Sami Tchak : Il faut des milliers de pages pour répondre à une telle question, mais, même ainsi on ne donnerait qu'une opinion personnelle. Pour ma part, je dirais n'en rien savoir. Cependant, je pars de l'idée qu'au-delà de la démocratie, des consciences nouvelles émergeraient dans le contexte mondial actuel pour que l'avenir soit pensé en termes plus pragmatiques. La Chine s'est réveillée sans qu'on y ait instauré la démocratie. La Russie n'est pas une démocratie... Ce sont pourtant des pays qui comptent dans le monde.

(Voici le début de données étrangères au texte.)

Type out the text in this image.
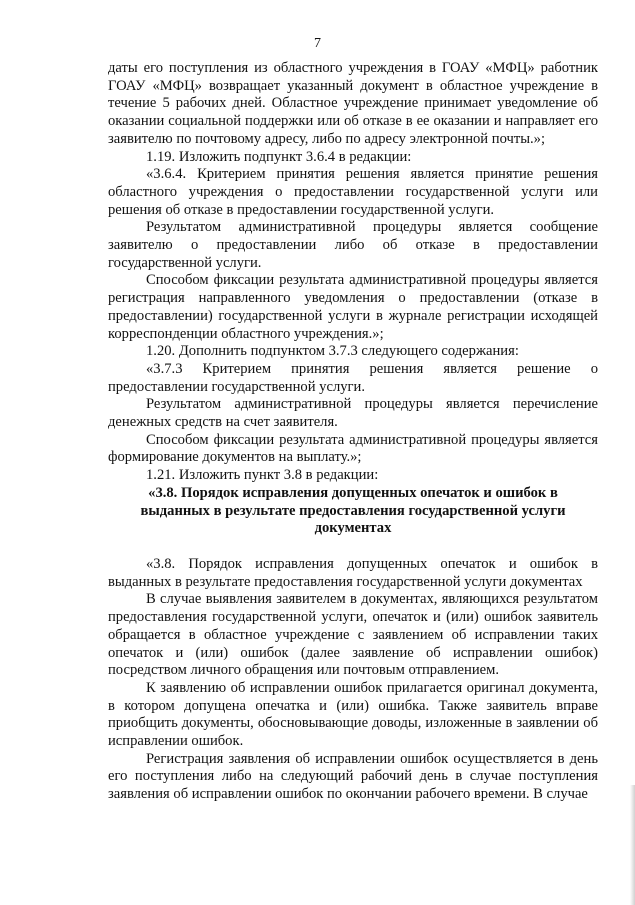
7

даты его поступления из областного учреждения в ГОАУ «МФЦ» работник ГОАУ «МФЦ» возвращает указанный документ в областное учреждение в течение 5 рабочих дней. Областное учреждение принимает уведомление об оказании социальной поддержки или об отказе в ее оказании и направляет его заявителю по почтовому адресу, либо по адресу электронной почты.»;

1.19. Изложить подпункт 3.6.4 в редакции:

«3.6.4. Критерием принятия решения является принятие решения областного учреждения о предоставлении государственной услуги или решения об отказе в предоставлении государственной услуги.

Результатом административной процедуры является сообщение заявителю о предоставлении либо об отказе в предоставлении государственной услуги.

Способом фиксации результата административной процедуры является регистрация направленного уведомления о предоставлении (отказе в предоставлении) государственной услуги в журнале регистрации исходящей корреспонденции областного учреждения.»;

1.20. Дополнить подпунктом 3.7.3 следующего содержания:

«3.7.3 Критерием принятия решения является решение о предоставлении государственной услуги.

Результатом административной процедуры является перечисление денежных средств на счет заявителя.

Способом фиксации результата административной процедуры является формирование документов на выплату.»;

1.21. Изложить пункт 3.8 в редакции:

«3.8. Порядок исправления допущенных опечаток и ошибок в выданных в результате предоставления государственной услуги документах

«3.8. Порядок исправления допущенных опечаток и ошибок в выданных в результате предоставления государственной услуги документах

В случае выявления заявителем в документах, являющихся результатом предоставления государственной услуги, опечаток и (или) ошибок заявитель обращается в областное учреждение с заявлением об исправлении таких опечаток и (или) ошибок (далее заявление об исправлении ошибок) посредством личного обращения или почтовым отправлением.

К заявлению об исправлении ошибок прилагается оригинал документа, в котором допущена опечатка и (или) ошибка. Также заявитель вправе приобщить документы, обосновывающие доводы, изложенные в заявлении об исправлении ошибок.

Регистрация заявления об исправлении ошибок осуществляется в день его поступления либо на следующий рабочий день в случае поступления заявления об исправлении ошибок по окончании рабочего времени. В случае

(Re) voir : "Côte d'Ivoire : tensions à Bonoua"
Je dois dire quelque chose : nous sommes les seuls peuples presque condamnés à considérer la démocratie comme un préalable au développement. Cela ne s'est pour le moment jamais produit nulle part, je suis peut-être trop catégorique dans cette affirmation, je le reconnais. La démocratie arrive en général quand l'essentiel a déjà été construit, elle n'en est pas un facteur. C'est peut-être là que tout devient compliqué pour nous : si jeunes, nos pays issus de la colonisation s'inscrivent dans le monde comme des nations déjà à bout de souffle.
Il faudrait que nous sortions, je pense, d'un certain dogmatisme idéologique pour reconnaître que quand nous parlons de démocratie, nous nous contentons en général de rester dans le confort des postures, nous ne savons même pas toujours de quoi nous parlons, ni ce que les peuples, dans leurs énormes diversités, mettent derrière ce mot.